Hacker News new | comments | ask | show | jobs | submit login
Systemd's DynamicUser feature is currently dangerous (utoronto.ca)
100 points by pwg 5 months ago | hide | past | web | favorite | 45 comments

This is the first time I'm learning about DynamicUser, and I'd appreciate if someone check if the following line of thought is valid:

• We have compute environments that use a central LDAP service for end-user account info. End-user account info is served from LDAP, with `sssd` or `nslcd` being used on the systems (the only locally-defined accounts are system accounts and special admin accounts).

• We do have accounts with UIDs in the range that systemd uses for the DynamicUser feature.
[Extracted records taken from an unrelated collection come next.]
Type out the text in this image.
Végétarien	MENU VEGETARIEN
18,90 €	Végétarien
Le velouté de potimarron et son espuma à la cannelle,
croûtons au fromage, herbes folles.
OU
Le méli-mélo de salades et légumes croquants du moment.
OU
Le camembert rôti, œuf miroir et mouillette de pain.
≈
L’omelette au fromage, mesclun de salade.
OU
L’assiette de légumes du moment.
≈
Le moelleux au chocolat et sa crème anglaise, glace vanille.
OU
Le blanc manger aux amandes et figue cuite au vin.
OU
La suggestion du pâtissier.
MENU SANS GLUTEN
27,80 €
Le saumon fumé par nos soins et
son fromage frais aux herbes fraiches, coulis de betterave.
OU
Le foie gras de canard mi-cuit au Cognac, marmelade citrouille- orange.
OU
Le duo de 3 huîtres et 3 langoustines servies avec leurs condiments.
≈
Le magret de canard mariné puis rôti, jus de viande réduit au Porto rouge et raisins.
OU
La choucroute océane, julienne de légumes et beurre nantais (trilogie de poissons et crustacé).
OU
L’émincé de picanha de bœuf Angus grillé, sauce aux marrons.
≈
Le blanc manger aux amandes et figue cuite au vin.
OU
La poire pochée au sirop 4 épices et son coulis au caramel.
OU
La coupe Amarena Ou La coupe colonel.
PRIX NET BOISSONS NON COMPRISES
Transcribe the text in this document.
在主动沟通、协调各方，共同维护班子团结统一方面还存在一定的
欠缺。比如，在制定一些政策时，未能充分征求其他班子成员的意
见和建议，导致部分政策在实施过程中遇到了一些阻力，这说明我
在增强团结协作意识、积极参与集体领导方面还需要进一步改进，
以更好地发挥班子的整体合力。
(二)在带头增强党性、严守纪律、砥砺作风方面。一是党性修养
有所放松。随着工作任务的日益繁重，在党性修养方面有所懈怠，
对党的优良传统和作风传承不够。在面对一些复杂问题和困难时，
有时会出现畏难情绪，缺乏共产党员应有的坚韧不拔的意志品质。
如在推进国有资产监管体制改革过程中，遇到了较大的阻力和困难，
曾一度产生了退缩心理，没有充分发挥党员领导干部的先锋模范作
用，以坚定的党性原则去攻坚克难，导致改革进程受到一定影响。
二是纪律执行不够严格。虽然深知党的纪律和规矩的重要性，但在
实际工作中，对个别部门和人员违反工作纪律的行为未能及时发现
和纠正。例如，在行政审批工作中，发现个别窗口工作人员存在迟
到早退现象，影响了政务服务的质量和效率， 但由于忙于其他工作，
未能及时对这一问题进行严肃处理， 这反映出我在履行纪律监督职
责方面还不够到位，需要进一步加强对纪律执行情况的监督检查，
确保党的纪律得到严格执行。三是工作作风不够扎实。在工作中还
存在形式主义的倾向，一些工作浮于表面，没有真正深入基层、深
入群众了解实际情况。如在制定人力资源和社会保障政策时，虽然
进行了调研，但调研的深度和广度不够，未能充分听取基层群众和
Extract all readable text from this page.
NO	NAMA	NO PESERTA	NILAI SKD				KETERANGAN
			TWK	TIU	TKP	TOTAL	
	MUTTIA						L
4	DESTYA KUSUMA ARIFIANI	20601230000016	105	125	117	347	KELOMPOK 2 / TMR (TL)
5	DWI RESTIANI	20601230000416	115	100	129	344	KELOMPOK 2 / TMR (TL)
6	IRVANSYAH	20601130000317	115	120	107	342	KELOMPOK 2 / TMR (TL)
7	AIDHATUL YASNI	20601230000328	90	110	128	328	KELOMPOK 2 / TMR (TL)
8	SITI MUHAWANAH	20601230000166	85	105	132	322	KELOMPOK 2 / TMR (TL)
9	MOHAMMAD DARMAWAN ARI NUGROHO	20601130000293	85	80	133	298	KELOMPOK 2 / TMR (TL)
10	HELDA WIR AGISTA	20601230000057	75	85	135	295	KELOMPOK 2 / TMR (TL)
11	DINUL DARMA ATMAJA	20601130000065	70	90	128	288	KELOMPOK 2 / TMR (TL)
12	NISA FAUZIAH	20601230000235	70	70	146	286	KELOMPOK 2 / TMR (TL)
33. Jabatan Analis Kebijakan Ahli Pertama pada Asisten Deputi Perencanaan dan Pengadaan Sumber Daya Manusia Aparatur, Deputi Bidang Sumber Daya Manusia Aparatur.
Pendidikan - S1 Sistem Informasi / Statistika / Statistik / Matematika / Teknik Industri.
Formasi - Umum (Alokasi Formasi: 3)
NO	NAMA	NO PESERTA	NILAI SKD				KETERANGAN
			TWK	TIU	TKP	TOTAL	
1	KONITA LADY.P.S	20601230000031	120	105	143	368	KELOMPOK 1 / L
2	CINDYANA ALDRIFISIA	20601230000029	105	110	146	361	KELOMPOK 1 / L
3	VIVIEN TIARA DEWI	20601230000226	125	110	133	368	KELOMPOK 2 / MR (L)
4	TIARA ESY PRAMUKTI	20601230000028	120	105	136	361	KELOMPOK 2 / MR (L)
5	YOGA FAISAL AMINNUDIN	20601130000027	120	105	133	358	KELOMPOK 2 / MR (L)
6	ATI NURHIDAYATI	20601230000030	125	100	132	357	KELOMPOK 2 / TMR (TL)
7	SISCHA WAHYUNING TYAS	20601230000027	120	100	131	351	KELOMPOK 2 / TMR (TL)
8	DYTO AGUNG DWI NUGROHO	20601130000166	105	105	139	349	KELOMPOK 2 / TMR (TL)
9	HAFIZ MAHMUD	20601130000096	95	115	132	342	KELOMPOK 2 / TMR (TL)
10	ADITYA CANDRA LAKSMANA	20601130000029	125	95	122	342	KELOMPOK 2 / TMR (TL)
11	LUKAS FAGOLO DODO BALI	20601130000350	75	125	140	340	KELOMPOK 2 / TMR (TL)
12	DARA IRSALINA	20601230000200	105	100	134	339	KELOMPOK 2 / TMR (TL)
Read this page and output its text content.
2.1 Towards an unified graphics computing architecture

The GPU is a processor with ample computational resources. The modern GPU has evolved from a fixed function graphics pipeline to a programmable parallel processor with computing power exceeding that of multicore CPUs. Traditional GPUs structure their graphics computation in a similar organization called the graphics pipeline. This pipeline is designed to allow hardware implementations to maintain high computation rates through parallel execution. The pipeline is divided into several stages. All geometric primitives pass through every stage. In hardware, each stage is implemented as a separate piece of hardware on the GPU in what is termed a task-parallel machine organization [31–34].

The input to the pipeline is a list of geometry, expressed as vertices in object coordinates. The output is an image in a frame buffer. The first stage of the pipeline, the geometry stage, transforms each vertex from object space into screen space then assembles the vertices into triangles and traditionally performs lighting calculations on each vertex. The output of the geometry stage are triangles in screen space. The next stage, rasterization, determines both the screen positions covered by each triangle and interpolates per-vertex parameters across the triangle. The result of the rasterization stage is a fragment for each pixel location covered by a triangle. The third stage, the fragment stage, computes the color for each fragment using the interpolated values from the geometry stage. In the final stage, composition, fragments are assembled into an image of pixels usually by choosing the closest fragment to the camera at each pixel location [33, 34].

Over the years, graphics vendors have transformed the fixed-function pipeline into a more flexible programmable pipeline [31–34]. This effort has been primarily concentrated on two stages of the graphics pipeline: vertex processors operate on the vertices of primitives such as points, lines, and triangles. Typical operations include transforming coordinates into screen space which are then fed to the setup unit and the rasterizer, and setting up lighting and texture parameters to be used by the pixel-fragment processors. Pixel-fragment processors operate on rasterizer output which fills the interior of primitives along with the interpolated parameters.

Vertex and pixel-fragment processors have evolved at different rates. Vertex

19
• If systemd starts a DynamicUser service before the LDAP client (`sssd` et al) is up and running, it might allocate a UID that is in use by LDAP.

• The systemd documentation does not specify if UIDs are chosen sequentially, at random, or via some other method. So, one must assume that any UID in the range—if (apparently) free—may be allocated.

Does that thinking make sense? It seems like we will have a pretty big problem to deal with when we decide to move to a distro version which includes DynamicUser support (for example, Ubuntu 18.04). It also doesn't look like it's possible to set a custom range for DynamicUser UIDs.

Looks like the range is compiled in.



From the man page:

> Dynamic users/groups are allocated from the UID/GID range 61184…65519. It is recommended to avoid this range for regular system or login users.

It looks like you will have to compile systemd with a different range to behave well on your system.

Edit: Apparently the UID allocation is randomish:


> Looks like the range is compiled in.

Of course it is. UNIX devs...

You should checkout suckless projects, they compile in everything. There is no config. Or rather, the #define statements are the config.

I think the only time I legit used that is on an Arduino where both code and data have severe size limits.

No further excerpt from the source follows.